Pero lo más extraño que le sucediera jamás a Jim fue que un
domingo salió en un bote y no se ahogó; y otra vez, atrapado en una tormenta
cuando pescaba, también en domingo, no le cayó un rayo. Vaya, vaya; podría uno
ponerse a buscar en todos los libros de moral, desde este momento hasta las
próximas Navidades, y jamás hallaría algo así. Oh, no; descubriría que
indefectiblemente cuanto muchacho malo sale a pasear en bote un domingo se
ahoga: y a cuantos los atrapa una tempestad cuando pescan los domingos
infaliblemente les cae un rayo. Los botes que llevan muchachos malos siempre se
vuelcan en domingo, y siempre hay tormentas cuando los muchachos malos salen a
pescar en sábado. No logro comprender cómo diablos se escapó este Jim. ¿Será
que estaba hechizado? Sí… esa debe ser la razón.
La vida de Jim era encantadora, así de sencillo. Nada le
hacía daño. Llegó al extremo de darle un taco de tabaco al elefante del
zoológico y este no le tumbó la cabeza con la trompa. En la despensa buscó
esencia de hierbabuena, y no se equivoco ni se tomó el ácido muriático. Robó el
arma de su padre y salió a cazar el sábado, y no se voló tres o cuatro dedos.
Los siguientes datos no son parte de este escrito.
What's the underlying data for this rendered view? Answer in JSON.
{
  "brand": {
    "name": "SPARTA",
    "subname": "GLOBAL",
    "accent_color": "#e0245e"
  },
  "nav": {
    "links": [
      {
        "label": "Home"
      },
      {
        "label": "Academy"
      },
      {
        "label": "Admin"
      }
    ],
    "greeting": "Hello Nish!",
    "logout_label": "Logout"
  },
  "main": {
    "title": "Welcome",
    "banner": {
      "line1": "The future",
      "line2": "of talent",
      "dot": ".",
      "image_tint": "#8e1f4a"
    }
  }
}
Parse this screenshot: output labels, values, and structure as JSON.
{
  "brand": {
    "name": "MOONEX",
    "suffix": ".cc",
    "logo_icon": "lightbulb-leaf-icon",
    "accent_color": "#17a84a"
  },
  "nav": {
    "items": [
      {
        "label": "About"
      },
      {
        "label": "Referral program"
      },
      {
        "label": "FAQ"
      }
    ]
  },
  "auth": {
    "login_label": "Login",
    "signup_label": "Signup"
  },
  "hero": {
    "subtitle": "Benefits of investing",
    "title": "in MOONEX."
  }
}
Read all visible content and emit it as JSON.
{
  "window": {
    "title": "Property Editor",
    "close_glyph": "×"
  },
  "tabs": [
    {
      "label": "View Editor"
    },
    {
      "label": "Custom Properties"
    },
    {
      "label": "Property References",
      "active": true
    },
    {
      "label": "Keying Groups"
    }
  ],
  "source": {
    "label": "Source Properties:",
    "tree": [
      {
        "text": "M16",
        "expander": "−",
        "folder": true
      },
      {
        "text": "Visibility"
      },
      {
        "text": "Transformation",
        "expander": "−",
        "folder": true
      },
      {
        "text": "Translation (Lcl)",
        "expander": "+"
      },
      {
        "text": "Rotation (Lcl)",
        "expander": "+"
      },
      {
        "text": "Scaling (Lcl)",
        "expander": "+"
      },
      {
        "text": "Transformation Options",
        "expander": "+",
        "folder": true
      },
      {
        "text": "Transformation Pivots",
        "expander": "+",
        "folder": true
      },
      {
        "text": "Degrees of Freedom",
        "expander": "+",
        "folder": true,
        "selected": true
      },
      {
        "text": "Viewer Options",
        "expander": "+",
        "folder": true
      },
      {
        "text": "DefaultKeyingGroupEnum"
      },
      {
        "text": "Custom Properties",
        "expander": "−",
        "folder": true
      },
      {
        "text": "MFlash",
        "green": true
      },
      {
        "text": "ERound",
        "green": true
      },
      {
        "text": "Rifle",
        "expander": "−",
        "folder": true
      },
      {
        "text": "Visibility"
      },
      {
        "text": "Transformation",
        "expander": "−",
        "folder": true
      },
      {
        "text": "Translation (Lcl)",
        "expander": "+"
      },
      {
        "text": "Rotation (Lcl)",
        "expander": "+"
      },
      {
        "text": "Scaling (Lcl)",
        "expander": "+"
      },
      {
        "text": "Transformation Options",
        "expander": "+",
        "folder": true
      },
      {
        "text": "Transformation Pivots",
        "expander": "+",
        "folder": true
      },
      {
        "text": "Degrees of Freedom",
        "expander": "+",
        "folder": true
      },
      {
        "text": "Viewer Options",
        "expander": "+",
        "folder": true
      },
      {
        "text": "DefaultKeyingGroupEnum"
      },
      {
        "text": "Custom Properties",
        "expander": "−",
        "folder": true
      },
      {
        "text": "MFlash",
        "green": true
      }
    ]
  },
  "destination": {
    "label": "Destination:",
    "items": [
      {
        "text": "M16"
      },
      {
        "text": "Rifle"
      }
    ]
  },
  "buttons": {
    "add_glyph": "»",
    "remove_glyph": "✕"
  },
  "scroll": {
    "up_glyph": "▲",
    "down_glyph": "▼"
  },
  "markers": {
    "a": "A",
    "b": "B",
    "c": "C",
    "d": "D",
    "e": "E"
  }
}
Se enojó y le pegó un puñetazo a su hermanita en la sien, y ella no quedó
enferma, ni sufriendo durante muchos y muy largos días de verano, ni murió con
tiernas palabras de perdón en los labios, que redoblaran la angustia del
corazón roto del niño. Oh, no; la niña recuperó su salud.
Al cabo del tiempo, Jim escapó y se hizo a la mar, y al
volver no se encontró solo y triste en este mundo porque todos sus seres amados
reposaran ya en el cementerio, y el hogar de su juventud estuviera en
decadencia, cubierto de hiedra y todo destartalado. Oh, no; volvió a casa
borracho como una cuba y lo primero que le tocó hacer fue presentarse a la
comisaría.
Con el paso del tiempo se hizo mayor y se casó, tuvo una
familia numerosa; una noche los mató a todos con un hacha, y se volvió rico a
punta de estafas y fraudes. Hoy en día es el canalla más pérfido de su pueblo
natal, es universalmente respetado y es miembro del Concejo Municipal. Fácil es
ver que en los libros de religión jamás hubo un James malo con tan buena
estrella como la de este pecador de Jim con su vida encantadora.